Richard J. Evans: Das europäische Jahrhundert

 

 

 

 Russophobie gehört unter britischen Linksintellektüllen zum guten Ton, daher sollte der stolze Russe das ständige Foulspiel gegen den Nationaldichter Puschkin dem J. (steht wohl für "judgmental, not perceiving" nach MBTI) nicht allzuübel nehmen; der deutsche Leser kann es als creepy abbuchen und ungestört weiterlesen. Gestört zu lesen, wäre bei diesem langen Werk ohnehin keine gute Idee.

Das britisch-gemütlich zurechtgelegte 19. Jahrhundert (1815-1914) wird empirisch und akribisch analysiert. Keine theoretischen Höhenflüge, dafür ein gewissenhaft recherchiertes Historienwerk. Langsam zeichnet sich das Bild, das zeigt, dass im Grunde bis zum letzten Drittel des (kalendarischen, nicht zurechtgelegten) 19. Jahrhunderts alles überall auf der Welt, selbst in Nordwesteuropa, so war, wie es immer war. Die Welt aber, wie wir sie kennen, ist erst seit den 1870-er, 1880-er und 1890-er Jahren erlebbare Realität. Mit Verspätung kam die Moderne auch in entlegeneren Winkeln des Planeten an; für den Großteil der Menschheit war noch das ganze 20. Jahrhundert nicht das Leben in der Welt von Heute, sondern der auf- und nachholende Weg dahin.

Unkritisch stimmt der grimmig guckende Autor der feministischen Geschichtsdeutung zu, wo es um Frauen geht.
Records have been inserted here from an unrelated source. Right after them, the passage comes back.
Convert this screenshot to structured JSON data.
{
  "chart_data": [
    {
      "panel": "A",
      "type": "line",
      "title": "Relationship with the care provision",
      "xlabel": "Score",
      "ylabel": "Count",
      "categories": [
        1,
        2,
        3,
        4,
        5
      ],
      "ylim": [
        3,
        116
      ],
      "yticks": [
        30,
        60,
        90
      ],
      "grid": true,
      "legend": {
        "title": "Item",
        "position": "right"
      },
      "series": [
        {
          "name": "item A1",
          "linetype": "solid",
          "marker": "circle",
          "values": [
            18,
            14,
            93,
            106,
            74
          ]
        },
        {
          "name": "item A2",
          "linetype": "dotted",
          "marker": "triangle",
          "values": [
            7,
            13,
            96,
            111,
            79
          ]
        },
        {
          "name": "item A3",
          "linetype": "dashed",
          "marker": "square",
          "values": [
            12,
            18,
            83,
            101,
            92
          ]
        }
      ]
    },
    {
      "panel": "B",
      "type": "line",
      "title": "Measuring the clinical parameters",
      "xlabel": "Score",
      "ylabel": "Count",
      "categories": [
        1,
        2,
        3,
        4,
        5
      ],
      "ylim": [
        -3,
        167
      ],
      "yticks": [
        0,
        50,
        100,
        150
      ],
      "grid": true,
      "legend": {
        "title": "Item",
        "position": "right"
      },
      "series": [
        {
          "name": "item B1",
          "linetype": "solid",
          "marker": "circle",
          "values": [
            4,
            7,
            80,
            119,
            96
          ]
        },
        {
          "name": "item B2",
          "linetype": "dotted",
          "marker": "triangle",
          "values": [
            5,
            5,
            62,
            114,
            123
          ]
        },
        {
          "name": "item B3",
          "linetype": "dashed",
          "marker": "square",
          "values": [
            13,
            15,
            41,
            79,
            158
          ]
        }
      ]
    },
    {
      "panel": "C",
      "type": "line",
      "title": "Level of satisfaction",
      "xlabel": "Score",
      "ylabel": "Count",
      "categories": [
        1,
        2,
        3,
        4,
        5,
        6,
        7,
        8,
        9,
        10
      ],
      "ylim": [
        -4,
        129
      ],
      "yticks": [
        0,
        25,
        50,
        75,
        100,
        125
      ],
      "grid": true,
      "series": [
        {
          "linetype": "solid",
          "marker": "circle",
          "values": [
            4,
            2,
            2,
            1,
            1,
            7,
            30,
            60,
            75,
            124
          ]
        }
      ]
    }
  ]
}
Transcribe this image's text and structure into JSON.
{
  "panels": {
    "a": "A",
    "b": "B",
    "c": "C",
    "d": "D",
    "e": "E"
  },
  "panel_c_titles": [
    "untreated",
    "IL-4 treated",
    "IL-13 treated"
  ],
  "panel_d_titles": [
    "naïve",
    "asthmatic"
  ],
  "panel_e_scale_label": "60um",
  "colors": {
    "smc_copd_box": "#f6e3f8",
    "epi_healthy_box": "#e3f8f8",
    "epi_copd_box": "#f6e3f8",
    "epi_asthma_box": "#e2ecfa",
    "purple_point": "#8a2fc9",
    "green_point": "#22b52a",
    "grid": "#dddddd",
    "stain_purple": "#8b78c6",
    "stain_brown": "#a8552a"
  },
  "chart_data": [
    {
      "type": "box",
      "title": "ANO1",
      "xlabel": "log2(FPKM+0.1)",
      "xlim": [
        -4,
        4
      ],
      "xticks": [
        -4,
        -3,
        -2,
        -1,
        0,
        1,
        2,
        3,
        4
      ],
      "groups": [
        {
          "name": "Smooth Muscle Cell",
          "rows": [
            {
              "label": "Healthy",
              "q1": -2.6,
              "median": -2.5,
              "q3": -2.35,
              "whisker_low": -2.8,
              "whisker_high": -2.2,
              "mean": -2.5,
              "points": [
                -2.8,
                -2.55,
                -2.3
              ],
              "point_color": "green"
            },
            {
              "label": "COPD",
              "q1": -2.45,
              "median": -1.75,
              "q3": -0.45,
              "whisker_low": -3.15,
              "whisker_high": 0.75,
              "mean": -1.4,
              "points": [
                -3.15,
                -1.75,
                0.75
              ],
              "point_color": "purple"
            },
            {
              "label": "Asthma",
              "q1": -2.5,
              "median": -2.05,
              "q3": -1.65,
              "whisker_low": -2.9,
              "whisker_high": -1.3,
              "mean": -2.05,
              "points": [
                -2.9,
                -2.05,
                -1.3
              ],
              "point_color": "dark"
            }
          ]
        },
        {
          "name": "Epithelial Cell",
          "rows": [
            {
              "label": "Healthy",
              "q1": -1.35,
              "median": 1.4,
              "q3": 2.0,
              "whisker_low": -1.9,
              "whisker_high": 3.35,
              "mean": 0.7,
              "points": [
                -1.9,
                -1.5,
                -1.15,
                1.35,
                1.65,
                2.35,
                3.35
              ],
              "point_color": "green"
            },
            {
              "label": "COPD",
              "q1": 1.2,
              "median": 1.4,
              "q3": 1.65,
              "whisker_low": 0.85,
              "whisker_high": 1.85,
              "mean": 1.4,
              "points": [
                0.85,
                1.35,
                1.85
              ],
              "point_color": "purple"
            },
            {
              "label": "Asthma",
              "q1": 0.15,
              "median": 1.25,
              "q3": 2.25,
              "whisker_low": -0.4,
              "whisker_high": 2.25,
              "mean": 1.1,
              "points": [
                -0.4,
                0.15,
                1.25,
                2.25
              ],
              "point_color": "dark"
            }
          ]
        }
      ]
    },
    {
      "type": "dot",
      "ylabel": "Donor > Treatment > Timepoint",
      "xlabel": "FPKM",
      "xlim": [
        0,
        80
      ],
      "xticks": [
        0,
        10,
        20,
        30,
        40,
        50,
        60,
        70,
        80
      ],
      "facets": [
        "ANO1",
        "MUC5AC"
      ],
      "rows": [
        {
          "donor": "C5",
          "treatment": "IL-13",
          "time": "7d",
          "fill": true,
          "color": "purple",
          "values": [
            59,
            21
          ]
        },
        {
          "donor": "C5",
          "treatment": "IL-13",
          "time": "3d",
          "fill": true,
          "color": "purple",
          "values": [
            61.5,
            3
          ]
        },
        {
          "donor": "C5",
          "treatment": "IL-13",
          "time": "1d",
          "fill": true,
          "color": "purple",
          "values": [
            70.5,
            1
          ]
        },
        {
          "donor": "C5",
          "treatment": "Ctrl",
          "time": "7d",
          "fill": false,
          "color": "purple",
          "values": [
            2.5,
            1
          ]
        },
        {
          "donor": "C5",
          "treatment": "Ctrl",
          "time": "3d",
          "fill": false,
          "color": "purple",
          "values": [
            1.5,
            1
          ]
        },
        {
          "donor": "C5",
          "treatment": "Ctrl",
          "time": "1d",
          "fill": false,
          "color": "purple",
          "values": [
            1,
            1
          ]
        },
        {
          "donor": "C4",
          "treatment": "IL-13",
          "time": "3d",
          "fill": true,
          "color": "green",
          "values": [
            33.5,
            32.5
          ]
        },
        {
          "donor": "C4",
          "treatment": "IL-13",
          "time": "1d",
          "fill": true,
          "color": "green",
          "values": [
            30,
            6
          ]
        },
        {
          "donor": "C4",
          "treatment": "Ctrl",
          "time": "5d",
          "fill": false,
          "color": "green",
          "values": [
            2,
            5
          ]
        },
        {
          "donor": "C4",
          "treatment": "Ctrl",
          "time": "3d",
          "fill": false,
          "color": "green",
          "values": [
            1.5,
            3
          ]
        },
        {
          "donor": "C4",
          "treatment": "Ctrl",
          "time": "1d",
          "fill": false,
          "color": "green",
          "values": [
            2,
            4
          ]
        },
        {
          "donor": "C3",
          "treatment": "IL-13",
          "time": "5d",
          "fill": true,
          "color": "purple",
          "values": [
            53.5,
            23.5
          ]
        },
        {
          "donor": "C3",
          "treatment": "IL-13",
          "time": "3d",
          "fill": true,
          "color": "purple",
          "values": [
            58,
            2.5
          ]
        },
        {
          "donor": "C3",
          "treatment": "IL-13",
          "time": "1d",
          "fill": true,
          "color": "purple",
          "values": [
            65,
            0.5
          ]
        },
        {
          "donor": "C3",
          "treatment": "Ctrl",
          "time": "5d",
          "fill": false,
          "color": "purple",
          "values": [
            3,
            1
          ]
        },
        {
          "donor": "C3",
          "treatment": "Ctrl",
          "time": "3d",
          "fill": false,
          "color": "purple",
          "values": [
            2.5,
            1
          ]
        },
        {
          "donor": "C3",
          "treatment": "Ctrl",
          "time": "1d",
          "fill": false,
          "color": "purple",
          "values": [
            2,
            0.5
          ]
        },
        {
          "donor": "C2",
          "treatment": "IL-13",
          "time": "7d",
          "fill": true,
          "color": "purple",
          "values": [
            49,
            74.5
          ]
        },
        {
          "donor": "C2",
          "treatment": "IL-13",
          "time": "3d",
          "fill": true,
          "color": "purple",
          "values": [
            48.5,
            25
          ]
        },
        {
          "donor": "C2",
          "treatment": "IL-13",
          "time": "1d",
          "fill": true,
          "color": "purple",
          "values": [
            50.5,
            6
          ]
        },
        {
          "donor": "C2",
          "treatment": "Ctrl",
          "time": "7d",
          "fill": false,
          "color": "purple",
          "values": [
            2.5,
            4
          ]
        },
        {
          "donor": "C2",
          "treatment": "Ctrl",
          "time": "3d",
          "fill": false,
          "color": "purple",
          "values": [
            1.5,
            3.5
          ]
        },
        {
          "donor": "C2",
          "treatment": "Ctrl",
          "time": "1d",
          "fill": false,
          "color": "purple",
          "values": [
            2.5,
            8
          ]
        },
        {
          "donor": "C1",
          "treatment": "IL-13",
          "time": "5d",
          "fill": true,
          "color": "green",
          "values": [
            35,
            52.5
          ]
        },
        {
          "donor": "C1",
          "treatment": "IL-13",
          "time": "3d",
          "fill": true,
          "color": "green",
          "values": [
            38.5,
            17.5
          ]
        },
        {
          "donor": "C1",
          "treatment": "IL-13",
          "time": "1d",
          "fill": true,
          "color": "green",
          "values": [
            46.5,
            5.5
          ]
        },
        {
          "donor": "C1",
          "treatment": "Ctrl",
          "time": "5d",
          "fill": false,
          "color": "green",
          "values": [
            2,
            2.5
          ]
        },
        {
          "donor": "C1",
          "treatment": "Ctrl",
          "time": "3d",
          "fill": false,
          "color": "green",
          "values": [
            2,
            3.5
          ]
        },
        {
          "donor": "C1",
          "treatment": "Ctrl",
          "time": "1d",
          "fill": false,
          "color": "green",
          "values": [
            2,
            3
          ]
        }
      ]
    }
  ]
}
Doch das Werk ist zu umfangreich, um es auf das unrefelektierte Simping eines whiteknightenden Mangina zu reduzieren. Für den historisch Bewanderten eine angenehme Tea-Time-Wiederholungswanderung, für den Nichtkenner des 19. Jahrhunderts eine geeignete, da unkritische, aber auch eben weitgehend ideologiefreie, Einführung.